July 9, 2019 / 9:21 AM / 4 months ago

Sanctions administratives pour les correcteurs grévistes du bac

PARIS (Reuters) - Des sanctions administratives s’ajouteront éventuellement aux retenues sur salaire pour les professeurs qui ont refusé de corriger les copies aux épreuves du baccalauréat, a déclaré mardi le ministre de l’Education Jean-Michel Blanquer.

Des sanctions administratives s'ajouteront éventuellement aux retenues sur salaire pour les professeurs qui ont refusé de corriger les copies aux épreuves du baccalauréat, a déclaré mardi le ministre de l'Education Jean-Michel Blanquer (photo). /Photo d'archives/REUTERS/Benoit Tessier

Pour protester contre la réforme du lycée engagée par le ministre, certains professeurs, au nombre d’environ 2.000 selon lui sur un total de 175.000, ont pendant un temps bloqué les copies qu’ils devaient corriger dans certaines académies.
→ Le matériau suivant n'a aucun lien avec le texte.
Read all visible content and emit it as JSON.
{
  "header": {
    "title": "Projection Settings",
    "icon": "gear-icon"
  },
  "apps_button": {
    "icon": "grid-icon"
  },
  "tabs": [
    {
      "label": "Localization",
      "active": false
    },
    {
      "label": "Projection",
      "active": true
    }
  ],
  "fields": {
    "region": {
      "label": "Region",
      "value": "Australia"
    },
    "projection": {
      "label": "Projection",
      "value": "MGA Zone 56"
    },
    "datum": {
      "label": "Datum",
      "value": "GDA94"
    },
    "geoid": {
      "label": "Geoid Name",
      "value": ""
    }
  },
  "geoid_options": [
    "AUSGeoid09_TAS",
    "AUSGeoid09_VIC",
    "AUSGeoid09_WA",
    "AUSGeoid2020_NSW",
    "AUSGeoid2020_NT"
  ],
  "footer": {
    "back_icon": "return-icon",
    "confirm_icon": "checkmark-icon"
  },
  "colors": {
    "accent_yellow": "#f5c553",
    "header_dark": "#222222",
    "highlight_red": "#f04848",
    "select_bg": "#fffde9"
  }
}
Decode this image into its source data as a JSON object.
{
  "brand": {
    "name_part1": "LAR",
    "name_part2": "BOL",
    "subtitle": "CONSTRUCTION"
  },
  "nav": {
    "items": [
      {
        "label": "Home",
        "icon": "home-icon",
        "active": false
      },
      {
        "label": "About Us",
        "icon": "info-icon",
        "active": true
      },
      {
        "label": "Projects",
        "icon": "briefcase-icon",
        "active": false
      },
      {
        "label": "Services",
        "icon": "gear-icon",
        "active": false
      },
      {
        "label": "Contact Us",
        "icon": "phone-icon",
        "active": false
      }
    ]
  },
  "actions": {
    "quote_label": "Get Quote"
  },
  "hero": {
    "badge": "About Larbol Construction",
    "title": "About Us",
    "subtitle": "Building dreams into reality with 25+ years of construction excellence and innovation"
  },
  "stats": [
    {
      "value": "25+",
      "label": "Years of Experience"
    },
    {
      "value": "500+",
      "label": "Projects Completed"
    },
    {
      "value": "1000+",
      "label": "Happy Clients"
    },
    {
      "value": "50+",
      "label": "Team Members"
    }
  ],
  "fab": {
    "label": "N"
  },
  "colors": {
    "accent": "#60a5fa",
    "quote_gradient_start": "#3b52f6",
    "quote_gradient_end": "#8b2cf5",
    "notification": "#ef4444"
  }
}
Toutes les copies encore manquantes du premier groupe d’épreuves du baccalauréat ont été rapportées lundi par les professeurs grévistes dans les différents centres d’examen, a annoncé le ministère de l’Education nationale.

Mardi à 10h00, l’ensemble des élèves auront été fixés “de manière absolue” sur leur note au bac, a indiqué Jean-Michel Blanquer, qui s’exprimait sur Europe 1.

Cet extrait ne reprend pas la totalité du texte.